You should also put an unun/choke on the feed line at the back side of your plate to ensure that only the plate and not the plate+coax+analyzer are involved. Once you've done that, I see no reason why your proposed measurement strategy wouldn't work to give you a repeatable number.
Of course, that number won't exactly reflect the antenna's behavior in actual operation, because even if your metal plate happens to match one particular HT+arm+body configuration it won't match others. You could have several different fixtures to model different situations, but even then you have the problem of validating your model.
The only way I can see to do that validation is to measure the reflected power in the real configuration — i.e. either a handheld radio with a suitable meter built-in, a physically compact meter inserted in-line at the antenna port, or an analyzer in a handheld form factor.
If you don't have this reference, then you can still make repeatable measurements, but you don't know what measured values correspond to the best real-world performance.
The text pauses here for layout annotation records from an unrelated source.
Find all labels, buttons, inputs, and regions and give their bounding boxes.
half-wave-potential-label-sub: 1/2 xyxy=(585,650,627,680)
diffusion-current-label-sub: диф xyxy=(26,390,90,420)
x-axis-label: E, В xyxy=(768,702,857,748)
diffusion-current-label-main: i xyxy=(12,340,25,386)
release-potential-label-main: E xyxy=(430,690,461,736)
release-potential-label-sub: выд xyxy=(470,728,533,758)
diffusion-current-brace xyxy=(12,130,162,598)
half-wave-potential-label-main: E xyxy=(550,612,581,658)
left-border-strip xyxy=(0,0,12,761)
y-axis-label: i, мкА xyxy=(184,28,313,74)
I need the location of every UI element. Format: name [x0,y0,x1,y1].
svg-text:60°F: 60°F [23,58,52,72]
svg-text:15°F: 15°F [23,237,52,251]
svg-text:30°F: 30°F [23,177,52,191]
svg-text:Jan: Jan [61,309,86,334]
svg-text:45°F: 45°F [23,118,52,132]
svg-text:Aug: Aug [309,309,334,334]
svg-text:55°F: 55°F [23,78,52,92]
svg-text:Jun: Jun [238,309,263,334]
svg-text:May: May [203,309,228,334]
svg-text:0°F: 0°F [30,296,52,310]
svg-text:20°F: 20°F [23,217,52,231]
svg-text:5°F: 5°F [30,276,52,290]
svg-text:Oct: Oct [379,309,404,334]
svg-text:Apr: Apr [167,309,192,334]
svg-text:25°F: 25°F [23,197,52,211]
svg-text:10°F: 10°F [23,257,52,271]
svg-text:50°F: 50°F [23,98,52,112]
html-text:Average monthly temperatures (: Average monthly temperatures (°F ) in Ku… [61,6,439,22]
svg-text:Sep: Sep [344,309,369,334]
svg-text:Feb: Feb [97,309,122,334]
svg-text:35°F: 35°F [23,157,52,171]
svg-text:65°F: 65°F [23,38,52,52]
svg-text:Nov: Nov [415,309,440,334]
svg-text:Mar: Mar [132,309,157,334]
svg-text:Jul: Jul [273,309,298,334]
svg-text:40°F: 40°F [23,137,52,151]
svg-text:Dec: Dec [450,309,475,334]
For what it's worth, some rough measurements about the size of the variation:
I have a handheld antenna analyzer which can read R, X, SWR, and return loss. The primary way in which it is different from a handheld radio is a very different case design (large and plastic rather than small and coated metal), which affects the amount of coupling to the hand.
I attached a 1/4 wave whip (no additional ground plane) and measured return loss values between 3 and 6 dB at 146 MHz depending on how I held the unit.
A more “rubber duck” style antenna (about half length) varied between 10 and 35 dB and was much more obviously sensitive to exact positioning.